2. Special exit code defined in the tool: 666 - it is used to label errors which are neither related to CMSSW compilation, bash or crab job handling. Check the specific job output from the CRAB Monitor tool, copy the jobID from Grafana. It includes cases where the dataset is corrupted, unaccessible on any tier or with no existing replica. To check if the file has any available replica on the sites run
```
dasgoclient --query 'site file=FILENAME'
```
In case there is no available Rucio replica the file cannot be processed, please write an issue on CMS-talk (e.g. Issue for Tau UL2018 file and remove the file from the studied inputs, see below.

After identifying the problem and taking action to solve it either with CMSSW, requesting Rucio transfer or adding a specific storage center to the whitelist execute the following steps.
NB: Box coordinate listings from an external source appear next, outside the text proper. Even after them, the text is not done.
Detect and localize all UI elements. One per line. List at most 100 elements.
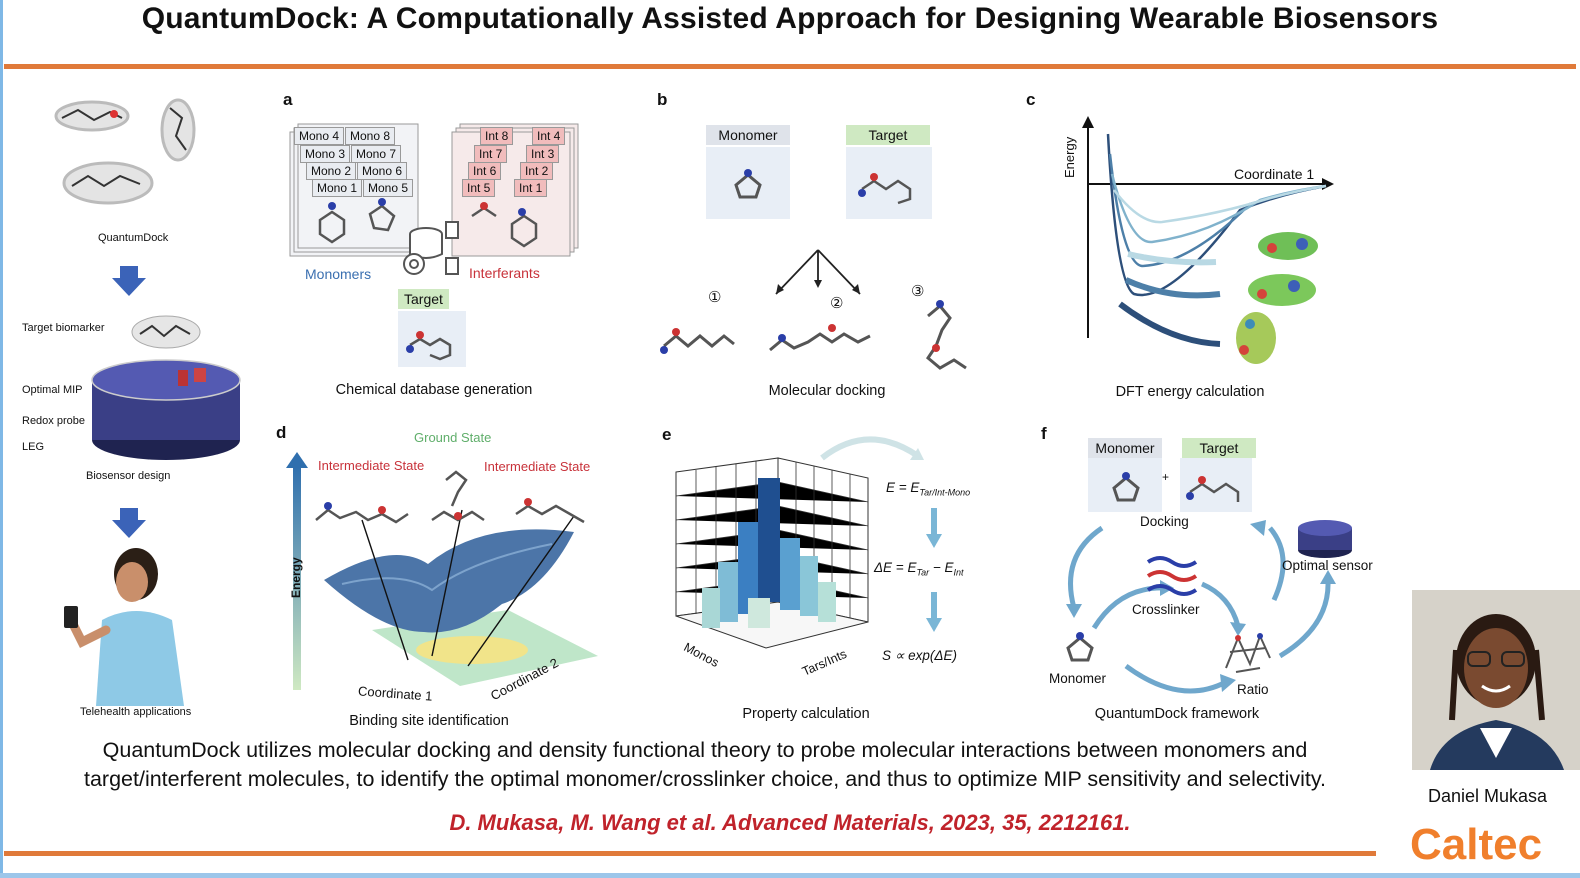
- monomers-label: Monomers: [305, 266, 372, 282]
- caltech-logo: Caltec: [1410, 820, 1543, 869]
- quantumdock-label: QuantumDock: [98, 232, 169, 244]
- bottom-divider: [4, 851, 1376, 856]
- summary-line-1: QuantumDock utilizes molecular docking a…: [102, 738, 1308, 762]
- bar3d-bars: [702, 478, 836, 628]
- eq-delta-b: − E: [929, 560, 954, 575]
- ratio-label: Ratio: [1237, 682, 1269, 697]
- leg-label: LEG: [22, 441, 45, 453]
- framework-cycle-arrows: [1066, 520, 1336, 694]
- panel-b-caption: Molecular docking: [768, 383, 886, 399]
- speaker-video: [1412, 590, 1580, 770]
- biomarker-molecule-icon: [131, 315, 201, 349]
- curved-arrow-icon: [820, 436, 924, 461]
- monomer-card-f: [1088, 458, 1162, 512]
- intermediate-state-right-label: Intermediate State: [484, 459, 591, 474]
- target-card-f: [1180, 458, 1252, 512]
- int-card-4: Int 4: [532, 127, 566, 145]
- speaker-name: Daniel Mukasa: [1428, 786, 1548, 806]
- slide-title: QuantumDock: A Computationally Assisted …: [141, 2, 1439, 35]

Edit the yaml file corresponding to the dataset (e.g. NanoProd/crab/Run2_2018/DY.yaml:

Increase the maximum number of retries by adding the entry maxRecoveryCount to config in the yaml file:

config:
	maxRecoveryCount: 3
   	params:
   		sampleType: mc
   		era: Run2_2018
   		storeFailed: True

If the job fails due to a file which is corrupted or unavailable it needs to be skipped in the nanoAOD production, this can be done by editing the yaml file as follows:

DYJetsToLL_M-50-madgraphMLM_ext1: /DYJetsToLL_M-50_TuneCP5_13TeV-madgraphMLM-pythia8/RunIISummer20UL18MiniAODv2-106X_upgrade2018_realistic_v16_L1v1_ext1-v1/MINIAODSIM

DYJetsToLL_M-50-madgraphMLM_ext1:
	inputDataset: /DYJetsToLL_M-50_TuneCP5_13TeV-madgraphMLM-pythia8/RunIISummer20UL18MiniAODv2-106X_upgrade2018_realistic_v16_L1v1_ext1-v1/MINIAODSIM
   	ignoreFiles:
   	- /store/mc/RunIISummer20UL18MiniAODv2/DYJetsToLL_M-50_TuneCP5_13TeV-madgraphMLM-pythia8/MINIAODSIM/106X_upgrade2018_realistic_v16_L1v1_ext1-v1/40000/1D821371-03FD-B148-9E83-119185898E4F.root

Change the status.json file so the job is marked as WaitingForRecovery instead of Failed
```
python RunKit/crabOverseer.py --action 'run_cmd task.taskStatus.status = Status.WaitingForRecovery' --select 'task.name == TASK_NAME'
```
where TASK_NAME is the dataset nickname provided in the yaml file, e.g. DYJetsToLL_M-50-madgraphMLM_ext1
Run crabOverseer.py as in step 7 adding --update-cfg option.

Running with ParticleNET

In order to produce NanoAOD along with output branches from ParticleNET (which will be found in the "Jet" and "FatJet" collections for AK4 and AK8 outputs, respectively), the following additions are made automatically when setting up the environment:

Follow the installation recipe in the Readme here
Then copy the PNET models into place where they're needed, according to the first section in the ReadMe here and here.
Then it will only work locally however. To make it work for jobs submitted to crab, put the same files in RecoBTag/Combined/data/ and RecoTauTag/data/ inside the CMSSW_BASE/src/ directory.